If you can't figure it out. . .that's your problem.
I figured out what you intended -- it was just absurd.
Yes, sure. . .so what? The fact is that people making under $25,000 pay no or very little FEDERAL taxes (although they still pay all the other taxes!). And. . .if you think clearly and rationally, it is exactly the same for people making $100,000, or $500,000 or $10 millions! THEY DO NOT PAY TAX ON THE FIRST $25,000 OF EARNINGS. . .That sounds pretty fair.
So. . .what is your complaint? That people making $25,000 a year do not pay tax on money they don't make?
Doesn't make much sense to me!
That is true -- someone making $100,000 a year does not pay taxes on their first X amount of income. My complaint is that I am being forced to subsidize the lives of those pay no taxes, and yet get rebate checks and tax benefits in return.
Class warfare has been in effect for at least 30 years. . .except that it is easy to hide, when it is only a small minority of people (1% or less) who wage "war" on the rest! Why do you think the income inequality has sky rocketed in the US? Because the Poor and the middle class are "waging class warfare on the poor wealthy 1%?
Are you saying that income inequality is on the rise because the rich take money from the poor? Where is the evidence? I could just as easily claim that income inequality is rising as government expands.

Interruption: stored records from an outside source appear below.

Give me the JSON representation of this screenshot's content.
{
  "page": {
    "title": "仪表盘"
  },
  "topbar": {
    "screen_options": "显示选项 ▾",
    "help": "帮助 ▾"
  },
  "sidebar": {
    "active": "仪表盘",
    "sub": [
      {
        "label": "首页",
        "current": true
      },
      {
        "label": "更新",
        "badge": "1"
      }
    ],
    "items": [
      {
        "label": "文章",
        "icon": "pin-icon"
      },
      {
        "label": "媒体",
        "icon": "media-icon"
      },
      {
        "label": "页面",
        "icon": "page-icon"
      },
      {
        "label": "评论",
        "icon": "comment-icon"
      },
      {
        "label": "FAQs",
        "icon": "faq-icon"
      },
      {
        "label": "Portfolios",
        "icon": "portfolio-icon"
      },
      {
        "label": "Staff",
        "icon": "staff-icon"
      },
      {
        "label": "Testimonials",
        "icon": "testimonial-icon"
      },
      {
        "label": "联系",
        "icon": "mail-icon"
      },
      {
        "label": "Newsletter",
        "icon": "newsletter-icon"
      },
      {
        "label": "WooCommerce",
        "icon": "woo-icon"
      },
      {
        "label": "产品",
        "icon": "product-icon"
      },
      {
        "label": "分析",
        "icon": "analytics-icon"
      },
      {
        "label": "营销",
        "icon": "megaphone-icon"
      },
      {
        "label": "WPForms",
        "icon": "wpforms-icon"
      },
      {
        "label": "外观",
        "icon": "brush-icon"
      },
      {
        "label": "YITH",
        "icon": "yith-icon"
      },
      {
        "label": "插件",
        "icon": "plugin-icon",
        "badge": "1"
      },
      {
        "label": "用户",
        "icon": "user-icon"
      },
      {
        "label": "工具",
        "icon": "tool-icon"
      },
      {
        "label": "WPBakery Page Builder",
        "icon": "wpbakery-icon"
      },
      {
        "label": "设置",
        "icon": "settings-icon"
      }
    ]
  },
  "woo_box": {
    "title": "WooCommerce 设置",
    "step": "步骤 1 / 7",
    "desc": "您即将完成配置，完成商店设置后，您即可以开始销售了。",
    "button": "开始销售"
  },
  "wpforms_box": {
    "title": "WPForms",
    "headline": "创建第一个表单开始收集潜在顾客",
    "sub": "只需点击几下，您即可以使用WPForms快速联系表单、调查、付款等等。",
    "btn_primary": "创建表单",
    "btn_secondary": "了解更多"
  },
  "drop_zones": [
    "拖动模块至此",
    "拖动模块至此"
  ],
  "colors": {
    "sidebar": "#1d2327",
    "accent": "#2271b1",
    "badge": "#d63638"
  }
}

And, you're right. I wasn't very happy with the BANK bailouts because that money was given to people who created the problem to start with by their greed and their stupidity. They created instruments of doom, and even when they realize it, instead of backing off and trying to fix the huge problems they had provoked, they "bought insurance" to cover THEIR asses. . .but not that of the majority of peole. And still, they were stupid enough to buy that "insurance" from people like AIG who used the little guy's money to "supposedly" cover the greed of the banks and Wall Street. . .but didn't have enough to cover it. . .so the government had to do it.
Why did the "government have to do it" exactly?
However, if instead of hoping for a "trickle down" of the bailout money, that would ALSO benefit the people who lost so much (and who could truly not afford it), they should have used a "bubble up" bailout. . .by providing the money to people in trouble with their mortgage, who would then have been able to pay their mortgage and thus kept the banks going anyway!
Why in the world should I be forced to pay for someone else's house?